Example: Given 2 players and every player gets 2 cards from a deck of 8 cards. There are 1680 permutations. Some permutations leading to the same game and can be removed from the list of games to calculate for example: {1,2,3,4} , {1,2,4,3} , {2,1,3,4} , {2,1,4,3} all lead to the same game because it does not matter in which order the player receives the cards all that matters is what cards he got. So I can remove the permutations which not fulfill: {a,b,c,d} a<b and c<d.
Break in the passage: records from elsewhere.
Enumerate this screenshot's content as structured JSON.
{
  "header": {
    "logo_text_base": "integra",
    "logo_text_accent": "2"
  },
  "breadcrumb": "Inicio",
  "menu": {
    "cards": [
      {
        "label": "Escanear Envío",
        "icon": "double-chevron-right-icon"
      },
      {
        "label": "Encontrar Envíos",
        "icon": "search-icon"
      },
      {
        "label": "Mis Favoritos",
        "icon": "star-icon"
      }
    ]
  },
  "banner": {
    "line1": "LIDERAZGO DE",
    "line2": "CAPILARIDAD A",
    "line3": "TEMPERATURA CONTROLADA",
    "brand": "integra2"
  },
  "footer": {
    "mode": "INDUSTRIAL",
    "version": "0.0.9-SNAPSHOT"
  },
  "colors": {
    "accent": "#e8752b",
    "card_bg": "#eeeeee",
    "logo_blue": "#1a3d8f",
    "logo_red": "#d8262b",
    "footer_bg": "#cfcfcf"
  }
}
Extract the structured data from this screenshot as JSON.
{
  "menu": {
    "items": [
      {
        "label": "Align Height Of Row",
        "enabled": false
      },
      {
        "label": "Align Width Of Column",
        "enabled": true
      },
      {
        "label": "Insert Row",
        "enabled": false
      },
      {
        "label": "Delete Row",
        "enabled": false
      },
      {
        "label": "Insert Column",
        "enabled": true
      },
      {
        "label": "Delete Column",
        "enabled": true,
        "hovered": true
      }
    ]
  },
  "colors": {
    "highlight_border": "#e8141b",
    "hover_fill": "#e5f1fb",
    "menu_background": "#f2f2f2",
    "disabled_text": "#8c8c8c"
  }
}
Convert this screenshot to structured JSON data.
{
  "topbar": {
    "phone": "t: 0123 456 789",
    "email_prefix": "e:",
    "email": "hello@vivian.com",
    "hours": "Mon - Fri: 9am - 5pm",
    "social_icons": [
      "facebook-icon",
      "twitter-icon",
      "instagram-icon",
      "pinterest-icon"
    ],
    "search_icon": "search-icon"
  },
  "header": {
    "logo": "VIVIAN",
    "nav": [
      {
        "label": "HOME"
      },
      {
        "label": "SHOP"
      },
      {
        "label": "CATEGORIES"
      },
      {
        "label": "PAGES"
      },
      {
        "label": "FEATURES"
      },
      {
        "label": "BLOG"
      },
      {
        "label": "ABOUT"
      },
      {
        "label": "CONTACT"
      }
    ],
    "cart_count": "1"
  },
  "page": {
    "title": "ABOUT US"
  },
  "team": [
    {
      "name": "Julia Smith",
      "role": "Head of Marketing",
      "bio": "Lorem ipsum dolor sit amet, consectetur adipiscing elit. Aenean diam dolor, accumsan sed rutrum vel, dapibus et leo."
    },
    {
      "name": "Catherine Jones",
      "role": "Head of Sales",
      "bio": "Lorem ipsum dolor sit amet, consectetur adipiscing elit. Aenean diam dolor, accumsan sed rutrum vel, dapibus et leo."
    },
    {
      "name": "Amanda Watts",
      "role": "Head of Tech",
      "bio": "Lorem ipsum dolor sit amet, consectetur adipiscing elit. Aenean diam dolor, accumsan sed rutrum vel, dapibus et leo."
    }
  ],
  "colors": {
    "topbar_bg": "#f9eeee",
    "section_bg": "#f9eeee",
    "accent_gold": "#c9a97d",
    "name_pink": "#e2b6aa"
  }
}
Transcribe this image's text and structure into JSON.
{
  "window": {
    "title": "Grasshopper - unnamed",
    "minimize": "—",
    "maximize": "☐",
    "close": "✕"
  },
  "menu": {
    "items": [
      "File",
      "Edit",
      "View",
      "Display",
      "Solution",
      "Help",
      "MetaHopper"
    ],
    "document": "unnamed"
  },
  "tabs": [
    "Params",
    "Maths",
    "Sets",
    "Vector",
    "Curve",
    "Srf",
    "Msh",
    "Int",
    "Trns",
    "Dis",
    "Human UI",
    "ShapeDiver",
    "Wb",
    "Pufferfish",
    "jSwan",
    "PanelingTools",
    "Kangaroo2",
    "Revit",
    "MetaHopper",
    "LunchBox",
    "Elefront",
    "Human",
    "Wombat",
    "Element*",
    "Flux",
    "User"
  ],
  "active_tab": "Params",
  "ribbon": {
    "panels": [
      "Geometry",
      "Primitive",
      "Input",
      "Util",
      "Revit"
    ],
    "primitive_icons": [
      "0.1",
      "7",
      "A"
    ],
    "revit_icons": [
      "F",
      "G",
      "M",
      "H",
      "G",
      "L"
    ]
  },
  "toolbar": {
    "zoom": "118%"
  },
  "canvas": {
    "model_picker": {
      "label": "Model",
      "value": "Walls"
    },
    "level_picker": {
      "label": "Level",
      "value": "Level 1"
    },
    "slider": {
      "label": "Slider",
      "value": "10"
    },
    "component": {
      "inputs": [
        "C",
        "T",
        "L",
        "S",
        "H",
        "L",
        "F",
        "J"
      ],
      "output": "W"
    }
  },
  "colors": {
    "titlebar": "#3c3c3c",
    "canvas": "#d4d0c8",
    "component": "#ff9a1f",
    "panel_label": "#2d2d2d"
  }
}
Formula with slider to play around.
My problem is to find a algorithm which produces this subset and is flexible so I can calculate 4 cards from 8 and 6 cards from 12 without changing.
Edit: Currently I try to divide the subset by two and then find all permutations with increasing elements and then I try to find all permutations of the result for size 2
Example: 2 from {1,2,3,4,5,6,7,8} {1,2},{1,3}, {7,8} Use the results for new permutations taking 2 from all the results ignoring equal numbers. Possible results: {{1,2},{3,4}} {{3,4},{1,2}}
This is a solution in Python - sorry, don't have the time to write it in C++. The foo
generator is taking the number of cards total and the sum of cards given to the players where it is assumed that every player receives the same number of cards. It then produces the next combination on each iteration.
The del_elmts
and restore_elmts
functions are just there to avoid copying the whole array P into a temporary when removing the hand of player 1 from the deck. Caveat: Python nevertheless makes a nearly full copy by the [:n-k//2]
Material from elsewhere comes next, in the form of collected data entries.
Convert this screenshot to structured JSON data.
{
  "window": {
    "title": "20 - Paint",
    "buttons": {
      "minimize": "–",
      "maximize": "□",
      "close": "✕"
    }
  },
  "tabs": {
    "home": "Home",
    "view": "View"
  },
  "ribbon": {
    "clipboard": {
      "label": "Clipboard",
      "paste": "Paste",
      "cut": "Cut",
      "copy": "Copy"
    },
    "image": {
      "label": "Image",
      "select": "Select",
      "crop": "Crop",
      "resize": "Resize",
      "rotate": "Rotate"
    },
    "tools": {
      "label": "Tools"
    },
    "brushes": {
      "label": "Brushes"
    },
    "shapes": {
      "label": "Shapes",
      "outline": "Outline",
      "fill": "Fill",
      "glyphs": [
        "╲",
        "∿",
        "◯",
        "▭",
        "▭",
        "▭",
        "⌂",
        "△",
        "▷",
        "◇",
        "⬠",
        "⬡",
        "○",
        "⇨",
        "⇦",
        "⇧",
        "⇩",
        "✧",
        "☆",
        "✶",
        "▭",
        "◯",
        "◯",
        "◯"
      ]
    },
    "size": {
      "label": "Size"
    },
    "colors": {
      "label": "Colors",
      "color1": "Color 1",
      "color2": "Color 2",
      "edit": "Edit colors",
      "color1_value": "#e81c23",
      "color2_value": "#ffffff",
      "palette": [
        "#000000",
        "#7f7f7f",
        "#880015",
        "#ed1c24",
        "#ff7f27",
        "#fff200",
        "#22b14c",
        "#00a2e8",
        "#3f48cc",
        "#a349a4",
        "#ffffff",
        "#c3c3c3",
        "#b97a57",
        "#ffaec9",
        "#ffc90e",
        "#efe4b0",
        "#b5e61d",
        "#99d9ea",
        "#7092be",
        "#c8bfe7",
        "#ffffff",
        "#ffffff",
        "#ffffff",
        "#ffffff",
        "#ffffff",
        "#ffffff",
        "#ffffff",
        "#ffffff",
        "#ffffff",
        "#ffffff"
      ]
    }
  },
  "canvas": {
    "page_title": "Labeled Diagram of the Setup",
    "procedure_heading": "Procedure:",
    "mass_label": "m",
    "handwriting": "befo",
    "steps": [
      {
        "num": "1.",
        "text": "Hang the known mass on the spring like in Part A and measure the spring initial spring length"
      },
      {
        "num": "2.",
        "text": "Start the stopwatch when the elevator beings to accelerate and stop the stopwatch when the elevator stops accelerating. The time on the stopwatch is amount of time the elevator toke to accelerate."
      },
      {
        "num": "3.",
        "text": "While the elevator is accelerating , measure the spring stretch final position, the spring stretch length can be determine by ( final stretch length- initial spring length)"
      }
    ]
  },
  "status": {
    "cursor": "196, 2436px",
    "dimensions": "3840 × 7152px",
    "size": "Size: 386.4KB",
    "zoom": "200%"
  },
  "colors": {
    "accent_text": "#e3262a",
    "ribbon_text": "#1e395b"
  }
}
range access, but in C++ you can avoid that by making the combination function a bit smarter.
import itertools
def del_elmts(li,delset):
for i in range(len(delset)-1,-1,-1):
if (delset[i] < len(li)-len(delset)):
li[delset[i]] = li[len(li)-len(delset)+i]
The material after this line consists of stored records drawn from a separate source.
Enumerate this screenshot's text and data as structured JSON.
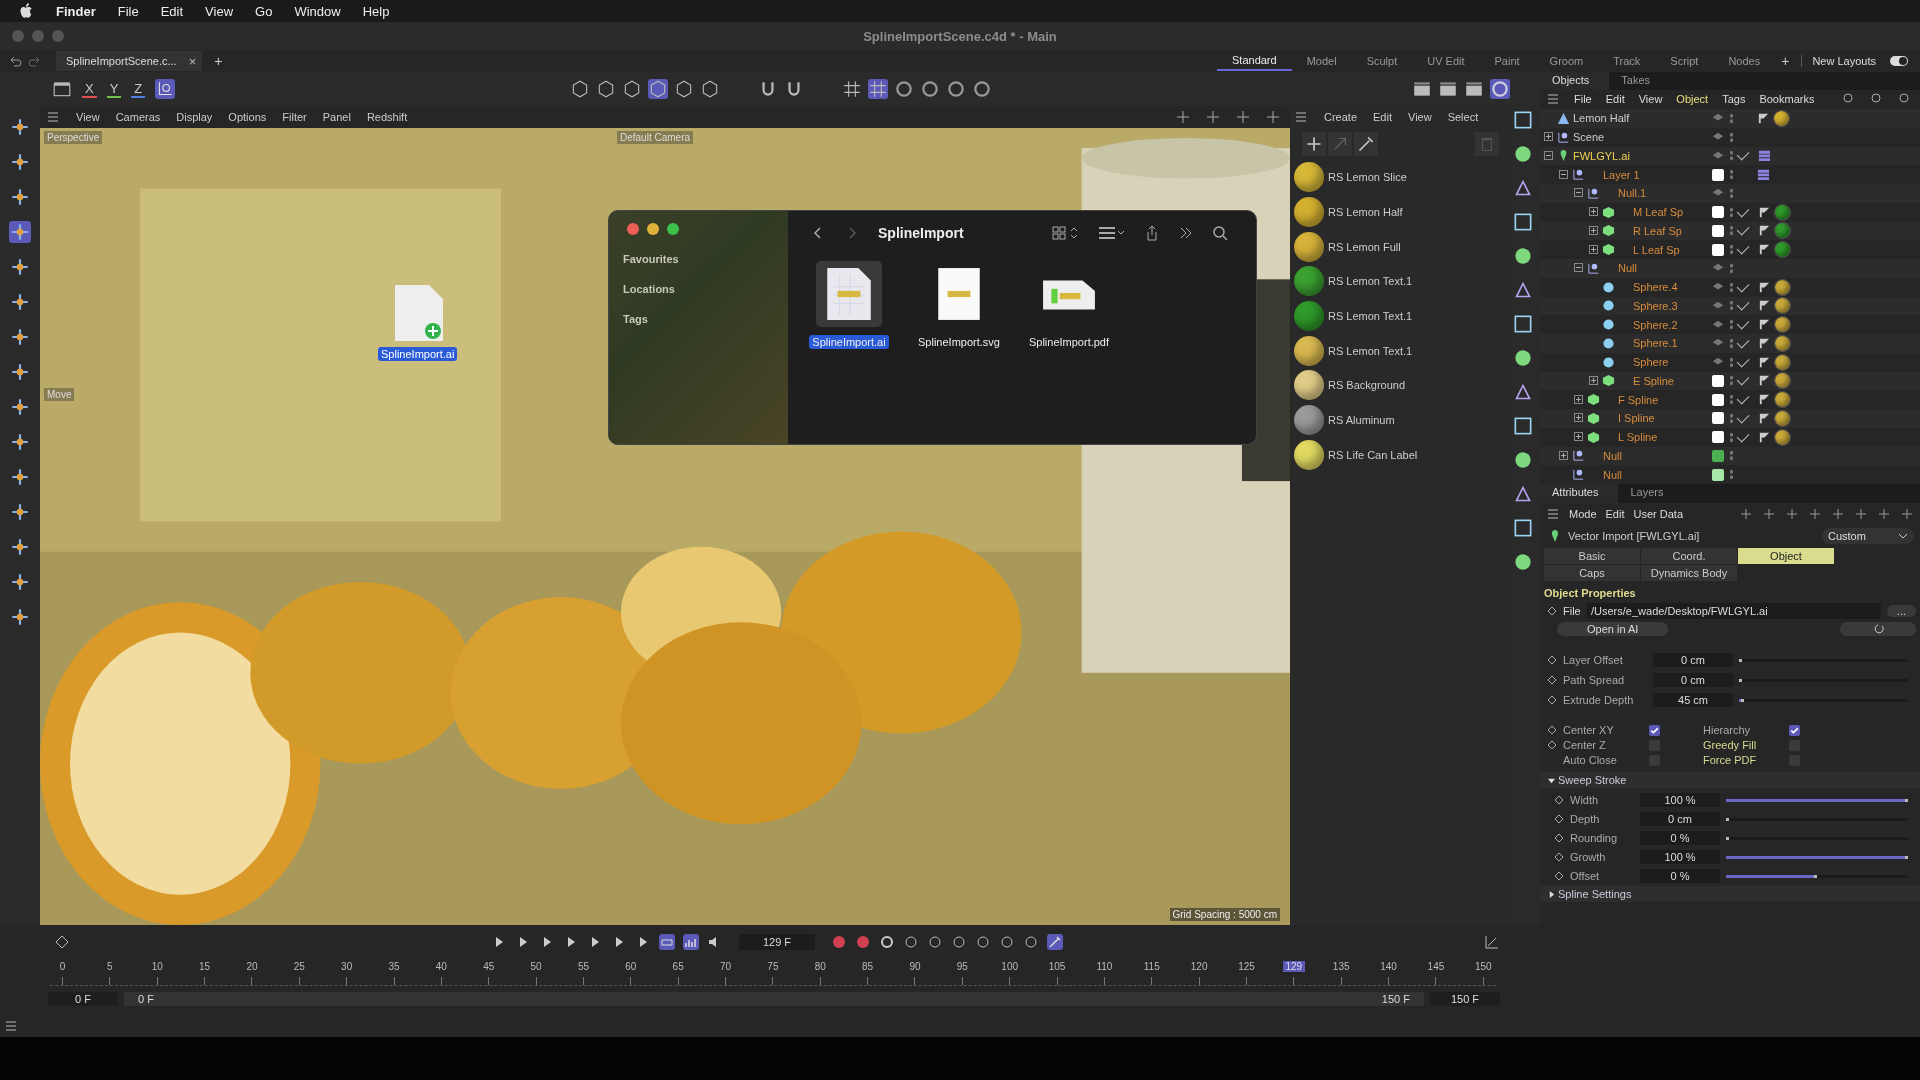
{
  "menubar": {
    "app": "Finder",
    "items": [
      "File",
      "Edit",
      "View",
      "Go",
      "Window",
      "Help"
    ]
  },
  "window": {
    "title": "SplineImportScene.c4d * - Main"
  },
  "doc_tab": {
    "label": "SplineImportScene.c...",
    "close": "×",
    "add": "+"
  },
  "layouts": [
    {
      "label": "Standard",
      "selected": true
    },
    {
      "label": "Model",
      "selected": false
    },
    {
      "label": "Sculpt",
      "selected": false
    },
    {
      "label": "UV Edit",
      "selected": false
    },
    {
      "label": "Paint",
      "selected": false
    },
    {
      "label": "Groom",
      "selected": false
    },
    {
      "label": "Track",
      "selected": false
    },
    {
      "label": "Script",
      "selected": false
    },
    {
      "label": "Nodes",
      "selected": false
    }
  ],
  "layouts_add": "+",
  "new_layouts": {
    "label": "New Layouts",
    "on": true
  },
  "axis_buttons": [
    {
      "label": "X",
      "color": "#e05050"
    },
    {
      "label": "Y",
      "color": "#70c050"
    },
    {
      "label": "Z",
      "color": "#5080e0"
    }
  ],
  "viewport": {
    "menu": [
      "View",
      "Cameras",
      "Display",
      "Options",
      "Filter",
      "Panel",
      "Redshift"
    ],
    "label": "Perspective",
    "camera": "Default Camera",
    "tool": "Move",
    "grid": "Grid Spacing : 5000 cm"
  },
  "dragged_file": {
    "name": "SplineImport.ai"
  },
  "finder": {
    "title": "SplineImport",
    "sidebar": [
      "Favourites",
      "Locations",
      "Tags"
    ],
    "files": [
      {
        "name": "SplineImport.ai",
        "kind": "ai",
        "selected": true
      },
      {
        "name": "SplineImport.svg",
        "kind": "svg",
        "selected": false
      },
      {
        "name": "SplineImport.pdf",
        "kind": "pdf",
        "selected": false
      }
    ]
  },
  "materials": {
    "menu": [
      "Create",
      "Edit",
      "View",
      "Select"
    ],
    "items": [
      {
        "name": "RS Lemon Slice",
        "color": "#d8b838"
      },
      {
        "name": "RS Lemon Half",
        "color": "#d4b030"
      },
      {
        "name": "RS Lemon Full",
        "color": "#d6b23a"
      },
      {
        "name": "RS Lemon Text.1",
        "color": "#3aa030"
      },
      {
        "name": "RS Lemon Text.1",
        "color": "#2f9a2a"
      },
      {
        "name": "RS Lemon Text.1",
        "color": "#d8b850"
      },
      {
        "name": "RS Background",
        "color": "#e0cc88"
      },
      {
        "name": "RS Aluminum",
        "color": "#9a9a9a"
      },
      {
        "name": "RS Life Can Label",
        "color": "#e0d860"
      }
    ]
  },
  "objects": {
    "tabs": [
      {
        "label": "Objects",
        "selected": true
      },
      {
        "label": "Takes",
        "selected": false
      }
    ],
    "menu": [
      {
        "label": "File",
        "selected": false
      },
      {
        "label": "Edit",
        "selected": false
      },
      {
        "label": "View",
        "selected": false
      },
      {
        "label": "Object",
        "selected": true
      },
      {
        "label": "Tags",
        "selected": false
      },
      {
        "label": "Bookmarks",
        "selected": false
      }
    ],
    "tree": [
      {
        "name": "Lemon Half",
        "kind": "shape",
        "selected": false,
        "in_layer": false,
        "material": {
          "color": "#d4b030"
        }
      },
      {
        "name": "Scene",
        "kind": "null",
        "selected": false,
        "in_layer": false,
        "expanded": false
      },
      {
        "name": "FWLGYL.ai",
        "kind": "vector",
        "selected": true,
        "in_layer": false,
        "expanded": true,
        "checked": true,
        "children": [
          {
            "name": "Layer 1",
            "kind": "null",
            "selected": false,
            "in_layer": true,
            "expanded": true,
            "color": "#ffffff",
            "children": [
              {
                "name": "Null.1",
                "kind": "null",
                "selected": false,
                "in_layer": true,
                "expanded": true,
                "children": [
                  {
                    "name": "M Leaf Sp",
                    "kind": "extrude",
                    "selected": false,
                    "in_layer": true,
                    "expanded": false,
                    "color": "#ffffff",
                    "checked": true,
                    "material": {
                      "color": "#2e9a2a"
                    }
                  },
                  {
                    "name": "R Leaf Sp",
                    "kind": "extrude",
                    "selected": false,
                    "in_layer": true,
                    "expanded": false,
                    "color": "#ffffff",
                    "checked": true,
                    "material": {
                      "color": "#2e9a2a"
                    }
                  },
                  {
                    "name": "L Leaf Sp",
                    "kind": "extrude",
                    "selected": false,
                    "in_layer": true,
                    "expanded": false,
                    "color": "#ffffff",
                    "checked": true,
                    "material": {
                      "color": "#2e9a2a"
                    }
                  }
                ]
              },
              {
                "name": "Null",
                "kind": "null",
                "selected": false,
                "in_layer": true,
                "expanded": true,
                "children": [
                  {
                    "name": "Sphere.4",
                    "kind": "sphere",
                    "selected": false,
                    "in_layer": true,
                    "checked": true,
                    "material": {
                      "color": "#c8a83a"
                    }
                  },
                  {
                    "name": "Sphere.3",
                    "kind": "sphere",
                    "selected": false,
                    "in_layer": true,
                    "checked": true,
                    "material": {
                      "color": "#c8a83a"
                    }
                  },
                  {
                    "name": "Sphere.2",
                    "kind": "sphere",
                    "selected": false,
                    "in_layer": true,
                    "checked": true,
                    "material": {
                      "color": "#c8a83a"
                    }
                  },
                  {
                    "name": "Sphere.1",
                    "kind": "sphere",
                    "selected": false,
                    "in_layer": true,
                    "checked": true,
                    "material": {
                      "color": "#c8a83a"
                    }
                  },
                  {
                    "name": "Sphere",
                    "kind": "sphere",
                    "selected": false,
                    "in_layer": true,
                    "checked": true,
                    "material": {
                      "color": "#c8a83a"
                    }
                  },
                  {
                    "name": "E Spline",
                    "kind": "extrude",
                    "selected": false,
                    "in_layer": true,
                    "expanded": false,
                    "color": "#ffffff",
                    "checked": true,
                    "material": {
                      "color": "#c8a83a"
                    }
                  }
                ]
              },
              {
                "name": "F Spline",
                "kind": "extrude",
                "selected": false,
                "in_layer": true,
                "expanded": false,
                "color": "#ffffff",
                "checked": true,
                "material": {
                  "color": "#c8a83a"
                }
              },
              {
                "name": "I Spline",
                "kind": "extrude",
                "selected": false,
                "in_layer": true,
                "expanded": false,
                "color": "#ffffff",
                "checked": true,
                "material": {
                  "color": "#c8a83a"
                }
              },
              {
                "name": "L Spline",
                "kind": "extrude",
                "selected": false,
                "in_layer": true,
                "expanded": false,
                "color": "#ffffff",
                "checked": true,
                "material": {
                  "color": "#c8a83a"
                }
              }
            ]
          },
          {
            "name": "Null",
            "kind": "null",
            "selected": false,
            "in_layer": true,
            "expanded": false,
            "color": "#4caf50"
          },
          {
            "name": "Null",
            "kind": "null",
            "selected": false,
            "in_layer": true,
            "color": "#a8e6a8"
          }
        ]
      }
    ]
  },
  "attributes": {
    "tabs": [
      {
        "label": "Attributes",
        "selected": true
      },
      {
        "label": "Layers",
        "selected": false
      }
    ],
    "menu": [
      "Mode",
      "Edit",
      "User Data"
    ],
    "title": "Vector Import [FWLGYL.ai]",
    "preset": "Custom",
    "pages": [
      {
        "label": "Basic",
        "selected": false
      },
      {
        "label": "Coord.",
        "selected": false
      },
      {
        "label": "Object",
        "selected": true
      },
      {
        "label": "Caps",
        "selected": false
      },
      {
        "label": "Dynamics Body",
        "selected": false
      }
    ],
    "section": "Object Properties",
    "file": {
      "label": "File",
      "value": "/Users/e_wade/Desktop/FWLGYL.ai",
      "browse": "..."
    },
    "open_button": "Open in AI",
    "params": [
      {
        "label": "Layer Offset",
        "value": "0 cm",
        "level": 0
      },
      {
        "label": "Path Spread",
        "value": "0 cm",
        "level": 0
      },
      {
        "label": "Extrude Depth",
        "value": "45 cm",
        "level": 0.03
      }
    ],
    "checks": [
      {
        "label": "Center XY",
        "checked": true,
        "keyframe": true,
        "highlight": false
      },
      {
        "label": "Hierarchy",
        "checked": true,
        "keyframe": false,
        "highlight": false
      },
      {
        "label": "Center Z",
        "checked": false,
        "keyframe": true,
        "highlight": false
      },
      {
        "label": "Greedy Fill",
        "checked": false,
        "keyframe": false,
        "highlight": true
      },
      {
        "label": "Auto Close",
        "checked": false,
        "keyframe": false,
        "highlight": false
      },
      {
        "label": "Force PDF",
        "checked": false,
        "keyframe": false,
        "highlight": true
      }
    ],
    "groups": [
      {
        "label": "Sweep Stroke",
        "expanded": true,
        "params": [
          {
            "label": "Width",
            "value": "100 %",
            "level": 1
          },
          {
            "label": "Depth",
            "value": "0 cm",
            "level": 0
          },
          {
            "label": "Rounding",
            "value": "0 %",
            "level": 0
          },
          {
            "label": "Growth",
            "value": "100 %",
            "level": 1
          },
          {
            "label": "Offset",
            "value": "0 %",
            "level": 0.5
          }
        ]
      },
      {
        "label": "Spline Settings",
        "expanded": false
      }
    ]
  },
  "timeline": {
    "current": "129 F",
    "ticks": [
      {
        "label": "0",
        "kind": "frame"
      },
      {
        "label": "5",
        "kind": "frame"
      },
      {
        "label": "10",
        "kind": "frame"
      },
      {
        "label": "15",
        "kind": "frame"
      },
      {
        "label": "20",
        "kind": "frame"
      },
      {
        "label": "25",
        "kind": "frame"
      },
      {
        "label": "30",
        "kind": "frame"
      },
      {
        "label": "35",
        "kind": "frame"
      },
      {
        "label": "40",
        "kind": "frame"
      },
      {
        "label": "45",
        "kind": "frame"
      },
      {
        "label": "50",
        "kind": "frame"
      },
      {
        "label": "55",
        "kind": "frame"
      },
      {
        "label": "60",
        "kind": "frame"
      },
      {
        "label": "65",
        "kind": "frame"
      },
      {
        "label": "70",
        "kind": "frame"
      },
      {
        "label": "75",
        "kind": "frame"
      },
      {
        "label": "80",
        "kind": "frame"
      },
      {
        "label": "85",
        "kind": "frame"
      },
      {
        "label": "90",
        "kind": "frame"
      },
      {
        "label": "95",
        "kind": "frame"
      },
      {
        "label": "100",
        "kind": "frame"
      },
      {
        "label": "105",
        "kind": "frame"
      },
      {
        "label": "110",
        "kind": "frame"
      },
      {
        "label": "115",
        "kind": "frame"
      },
      {
        "label": "120",
        "kind": "frame"
      },
      {
        "label": "125",
        "kind": "frame"
      },
      {
        "label": "129",
        "kind": "playhead"
      },
      {
        "label": "135",
        "kind": "frame"
      },
      {
        "label": "140",
        "kind": "frame"
      },
      {
        "label": "145",
        "kind": "frame"
      },
      {
        "label": "150",
        "kind": "frame"
      }
    ],
    "start": "0 F",
    "range_start": "0 F",
    "range_end": "150 F",
    "end": "150 F"
  }
}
def restore_elmts(li,delset):
for i in delset:
li[i] = i
def foo(n,k):
if k % 2 != 0: raise ValueError
P = list(range(n))
for p in itertools.combinations(P,k//2):
del_elmts(P,p)
for p2 in itertools.combinations(P[:n-k//2],k//2):
yield p+p2
restore_elmts(P,p)
x = foo(6,4)
for y in x:
print(list(map(lambda x: x+1,y)))
PS: you may need to sort the first and second half of the output if you want to compare it to another algorithm.